PDA

View Full Version : Trying to write a C compiler...



Al6200
April 21st, 2007, 05:44 PM
Well, I'm trying to write a C Compiler without a few features like structs, and for the most part I'm failing, but I only started a few weeks ago, so I'm still in the somewhat early stages.

Basically the idea is that I have something of a tree. At the top level I have a class called namespaces. At the beginning the program finds how many namespaces there are, and calls the constructor call for namespaces (for each namespace). The constructor's arguement is a string, and the constructor basically takes apart that string and looks for while loops and for loops. It calls the constructor for the Loop object, and for any statements, etc. that are in the namespace.
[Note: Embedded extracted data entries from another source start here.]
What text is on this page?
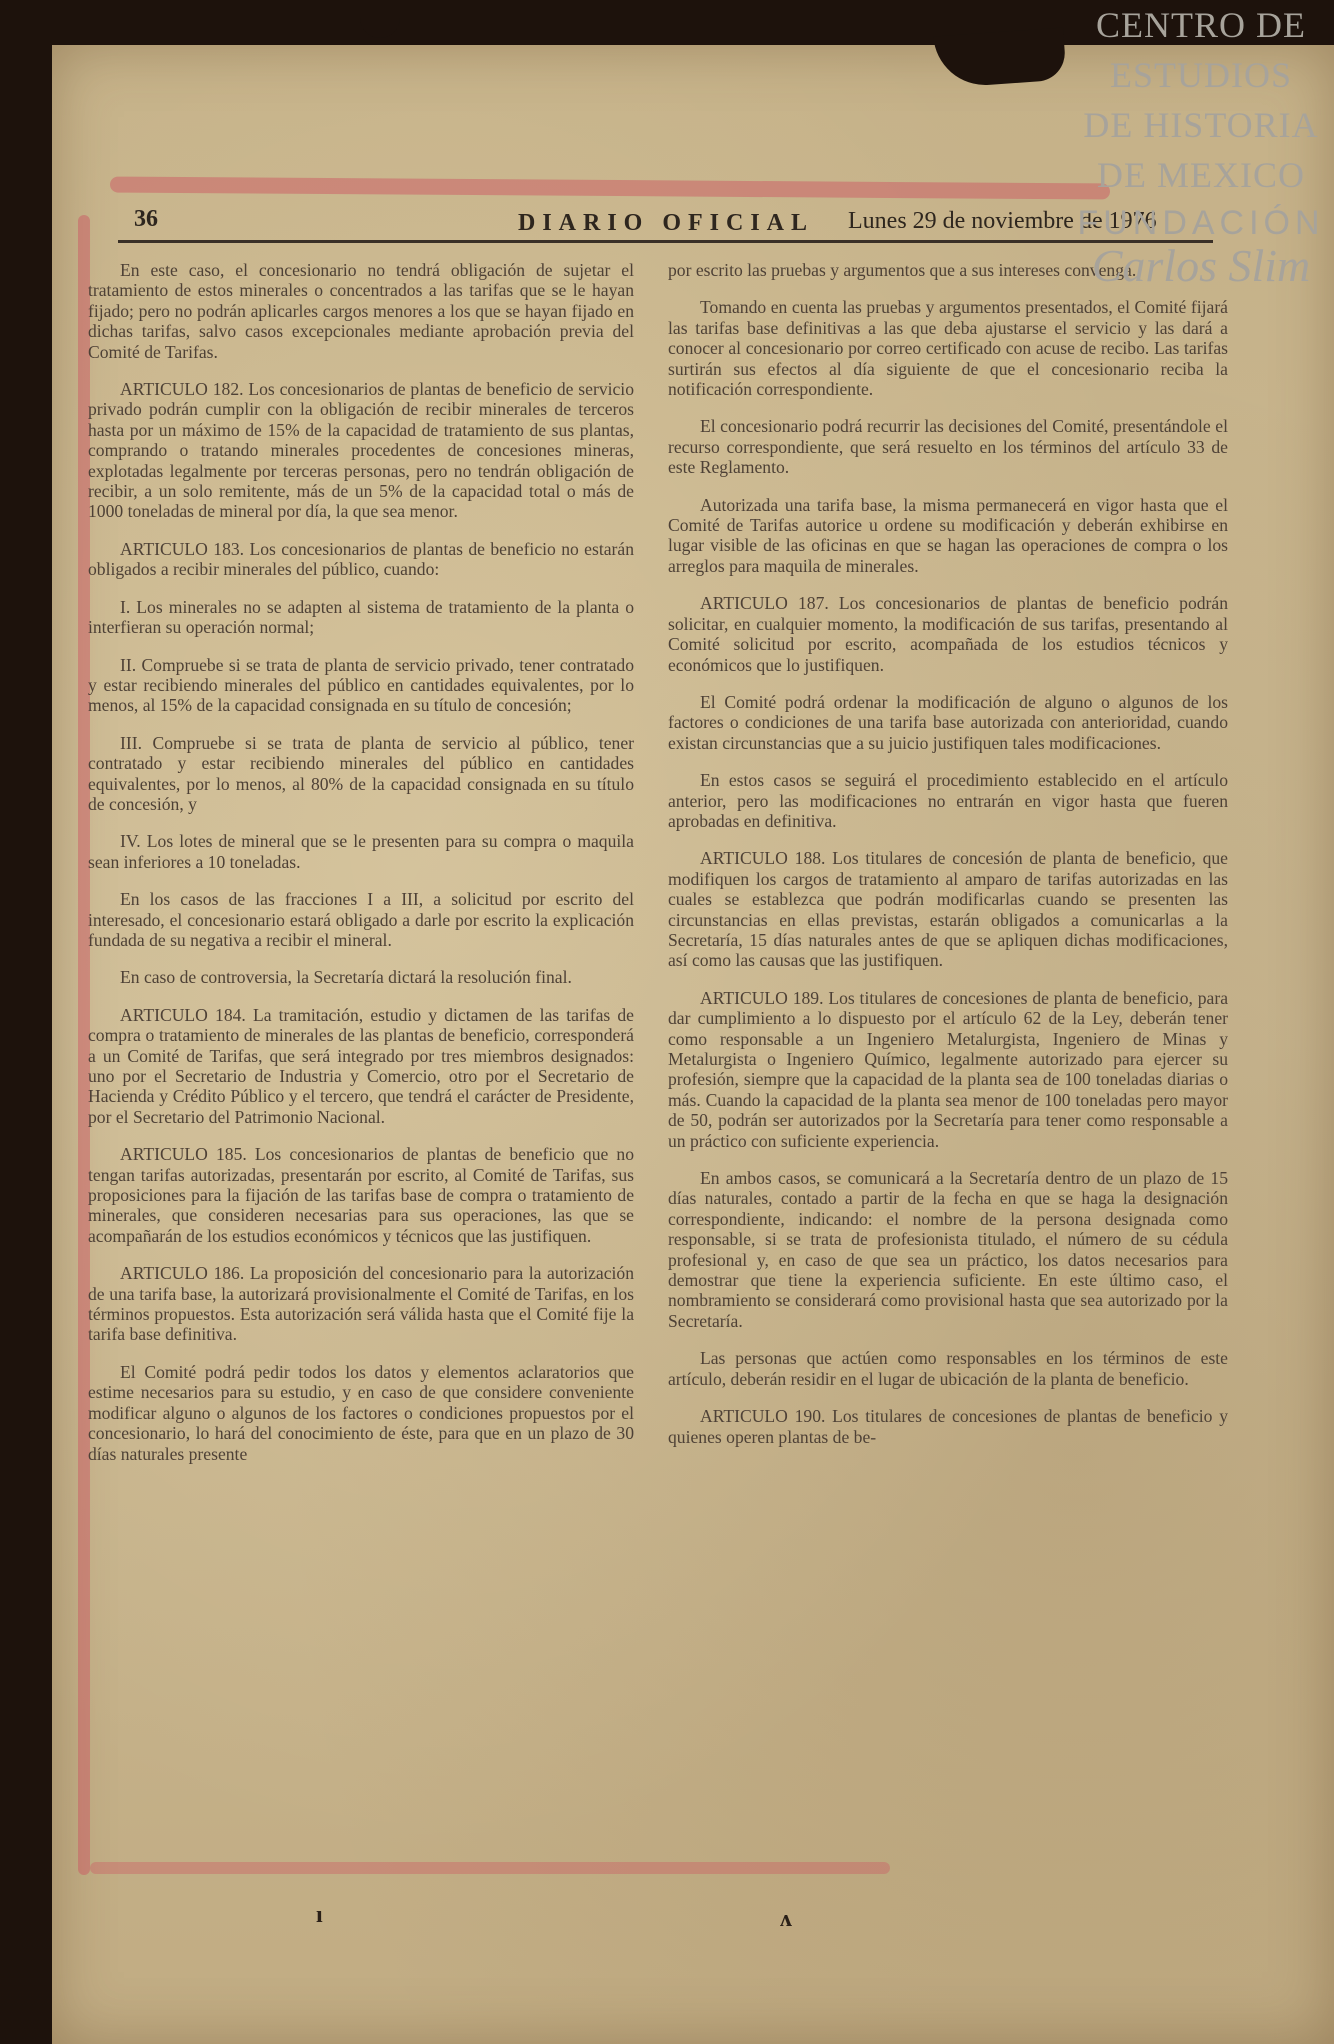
36	DIARIO OFICIAL Lunes 29 de noviembre de 1976

En este caso, el concesionario no tendrá obligación de sujetar el tratamiento de estos minerales o concentrados a las tarifas que se le hayan fijado; pero no podrán aplicarles cargos menores a los que se hayan fijado en dichas tarifas, salvo casos excepcionales mediante aprobación previa del Comité de Tarifas.

ARTICULO 182. Los concesionarios de plantas de beneficio de servicio privado podrán cumplir con la obligación de recibir minerales de terceros hasta por un máximo de 15% de la capacidad de tratamiento de sus plantas, comprando o tratando minerales procedentes de concesiones mineras, explotadas legalmente por terceras personas, pero no tendrán obligación de recibir, a un solo remitente, más de un 5% de la capacidad total o más de 1000 toneladas de mineral por día, la que sea menor.

ARTICULO 183. Los concesionarios de plantas de beneficio no estarán obligados a recibir minerales del público, cuando:

I. Los minerales no se adapten al sistema de tratamiento de la planta o interfieran su operación normal;

II. Compruebe si se trata de planta de servicio privado, tener contratado y estar recibiendo minerales del público en cantidades equivalentes, por lo menos, al 15% de la capacidad consignada en su título de concesión;

III. Compruebe si se trata de planta de servicio al público, tener contratado y estar recibiendo minerales del público en cantidades equivalentes, por lo menos, al 80% de la capacidad consignada en su título de concesión, y

IV. Los lotes de mineral que se le presenten para su compra o maquila sean inferiores a 10 toneladas.

En los casos de las fracciones I a III, a solicitud por escrito del interesado, el concesionario estará obligado a darle por escrito la explicación fundada de su negativa a recibir el mineral.

En caso de controversia, la Secretaría dictará la resolución final.

ARTICULO 184. La tramitación, estudio y dictamen de las tarifas de compra o tratamiento de minerales de las plantas de beneficio, corresponderá a un Comité de Tarifas, que será integrado por tres miembros designados: uno por el Secretario de Industria y Comercio, otro por el Secretario de Hacienda y Crédito Público y el tercero, que tendrá el carácter de Presidente, por el Secretario del Patrimonio Nacional.

ARTICULO 185. Los concesionarios de plantas de beneficio que no tengan tarifas autorizadas, presentarán por escrito, al Comité de Tarifas, sus proposiciones para la fijación de las tarifas base de compra o tratamiento de minerales, que consideren necesarias para sus operaciones, las que se acompañarán de los estudios económicos y técnicos que las justifiquen.

ARTICULO 186. La proposición del concesionario para la autorización de una tarifa base, la autorizará provisionalmente el Comité de Tarifas, en los términos propuestos. Esta autorización será válida hasta que el Comité fije la tarifa base definitiva.

El Comité podrá pedir todos los datos y elementos aclaratorios que estime necesarios para su estudio, y en caso de que considere conveniente modificar alguno o algunos de los factores o condiciones propuestos por el concesionario, lo hará del conocimiento de éste, para que en un plazo de 30 días naturales presente

por escrito las pruebas y argumentos que a sus intereses convenga.

Tomando en cuenta las pruebas y argumentos presentados, el Comité fijará las tarifas base definitivas a las que deba ajustarse el servicio y las dará a conocer al concesionario por correo certificado con acuse de recibo. Las tarifas surtirán sus efectos al día siguiente de que el concesionario reciba la notificación correspondiente.

El concesionario podrá recurrir las decisiones del Comité, presentándole el recurso correspondiente, que será resuelto en los términos del artículo 33 de este Reglamento.

Autorizada una tarifa base, la misma permanecerá en vigor hasta que el Comité de Tarifas autorice u ordene su modificación y deberán exhibirse en lugar visible de las oficinas en que se hagan las operaciones de compra o los arreglos para maquila de minerales.

ARTICULO 187. Los concesionarios de plantas de beneficio podrán solicitar, en cualquier momento, la modificación de sus tarifas, presentando al Comité solicitud por escrito, acompañada de los estudios técnicos y económicos que lo justifiquen.

El Comité podrá ordenar la modificación de alguno o algunos de los factores o condiciones de una tarifa base autorizada con anterioridad, cuando existan circunstancias que a su juicio justifiquen tales modificaciones.

En estos casos se seguirá el procedimiento establecido en el artículo anterior, pero las modificaciones no entrarán en vigor hasta que fueren aprobadas en definitiva.

ARTICULO 188. Los titulares de concesión de planta de beneficio, que modifiquen los cargos de tratamiento al amparo de tarifas autorizadas en las cuales se establezca que podrán modificarlas cuando se presenten las circunstancias en ellas previstas, estarán obligados a comunicarlas a la Secretaría, 15 días naturales antes de que se apliquen dichas modificaciones, así como las causas que las justifiquen.

ARTICULO 189. Los titulares de concesiones de planta de beneficio, para dar cumplimiento a lo dispuesto por el artículo 62 de la Ley, deberán tener como responsable a un Ingeniero Metalurgista, Ingeniero de Minas y Metalurgista o Ingeniero Químico, legalmente autorizado para ejercer su profesión, siempre que la capacidad de la planta sea de 100 toneladas diarias o más. Cuando la capacidad de la planta sea menor de 100 toneladas pero mayor de 50, podrán ser autorizados por la Secretaría para tener como responsable a un práctico con suficiente experiencia.

En ambos casos, se comunicará a la Secretaría dentro de un plazo de 15 días naturales, contado a partir de la fecha en que se haga la designación correspondiente, indicando: el nombre de la persona designada como responsable, si se trata de profesionista titulado, el número de su cédula profesional y, en caso de que sea un práctico, los datos necesarios para demostrar que tiene la experiencia suficiente. En este último caso, el nombramiento se considerará como provisional hasta que sea autorizado por la Secretaría.

Las personas que actúen como responsables en los términos de este artículo, deberán residir en el lugar de ubicación de la planta de beneficio.

ARTICULO 190. Los titulares de concesiones de plantas de beneficio y quienes operen plantas de be-

CENTRO DE
ESTUDIOS
DE HISTORIA
DE MEXICO
FUNDACIÓN
Carlos Slim
ı	ʌ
The constructor of the loop objects calls the constructor of the conditional class, the constructor of the conditional class calls the constructors of the statements classes, etc.

Then there is a class which breaks apart that object, in a repetitive, iterative, and sometimes recursive set of operations, and converts it into binary.
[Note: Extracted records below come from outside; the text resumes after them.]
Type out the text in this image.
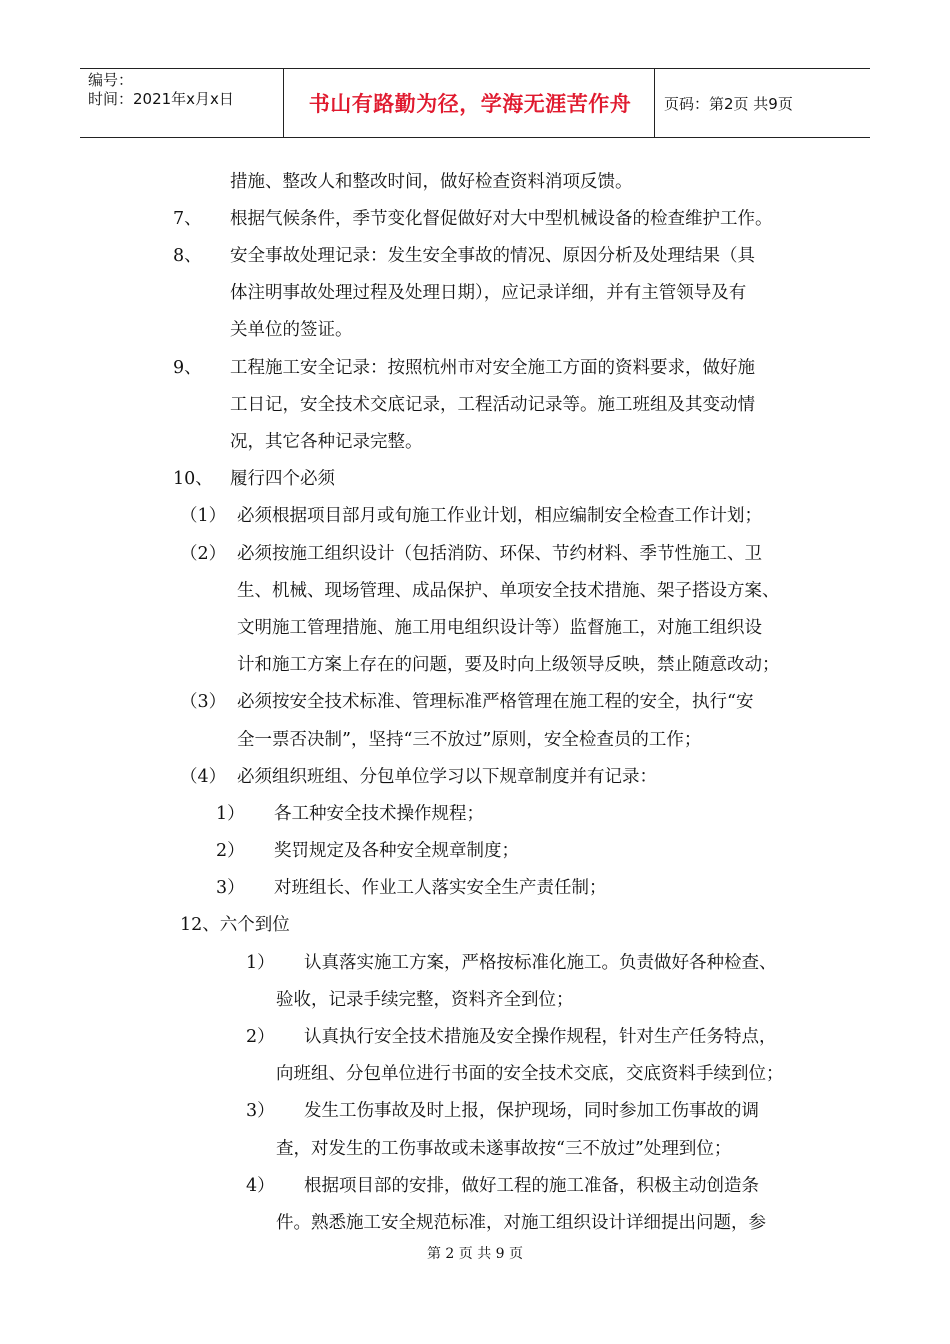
编号：
时间：2021年x月x日	书山有路勤为径，学海无涯苦作舟	页码：第2页 共9页
措施、整改人和整改时间，做好检查资料消项反馈。
7、 根据气候条件，季节变化督促做好对大中型机械设备的检查维护工作。
8、 安全事故处理记录：发生安全事故的情况、原因分析及处理结果（具
体注明事故处理过程及处理日期），应记录详细，并有主管领导及有
关单位的签证。
9、 工程施工安全记录：按照杭州市对安全施工方面的资料要求，做好施
工日记，安全技术交底记录，工程活动记录等。施工班组及其变动情
况，其它各种记录完整。
10、 履行四个必须
（1） 必须根据项目部月或旬施工作业计划，相应编制安全检查工作计划；
（2） 必须按施工组织设计（包括消防、环保、节约材料、季节性施工、卫
生、机械、现场管理、成品保护、单项安全技术措施、架子搭设方案、
文明施工管理措施、施工用电组织设计等）监督施工，对施工组织设
计和施工方案上存在的问题，要及时向上级领导反映，禁止随意改动；
（3） 必须按安全技术标准、管理标准严格管理在施工程的安全，执行“安
全一票否决制”，坚持“三不放过”原则，安全检查员的工作；
（4） 必须组织班组、分包单位学习以下规章制度并有记录：
1） 各工种安全技术操作规程；
2） 奖罚规定及各种安全规章制度；
3） 对班组长、作业工人落实安全生产责任制；
12、六个到位
1） 认真落实施工方案，严格按标准化施工。负责做好各种检查、
验收，记录手续完整，资料齐全到位；
2） 认真执行安全技术措施及安全操作规程，针对生产任务特点，
向班组、分包单位进行书面的安全技术交底，交底资料手续到位；
3） 发生工伤事故及时上报，保护现场，同时参加工伤事故的调
查，对发生的工伤事故或未遂事故按“三不放过”处理到位；
4） 根据项目部的安排，做好工程的施工准备，积极主动创造条
件。熟悉施工安全规范标准，对施工组织设计详细提出问题，参
第 2 页 共 9 页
I am having a few problems though:


basically the code works by converting

int x = 3
int y = x + 2;
int* z = &y;

to

;given n is defined beforehand as a memory location

mov dx, n
mov [dx], 3
mov eax, [dx]
mov [dx + 1], eax
add [dx + 1], 2
mov eax, dx
add eax, 1
mov [dx + 2], eax

But my code doesn't work. WHY!!!!!!!!!!!!!!!!!!!!!!!!!!!!!!!!!
WHAT DO YOU MEAN INVALID OPERAND SIZE?!?
C
Clearly, if this C compiler is ever going to defeat Visual Studio, I'm going to need to sharpen my assembly skills. But that's why I'm writing a compiler.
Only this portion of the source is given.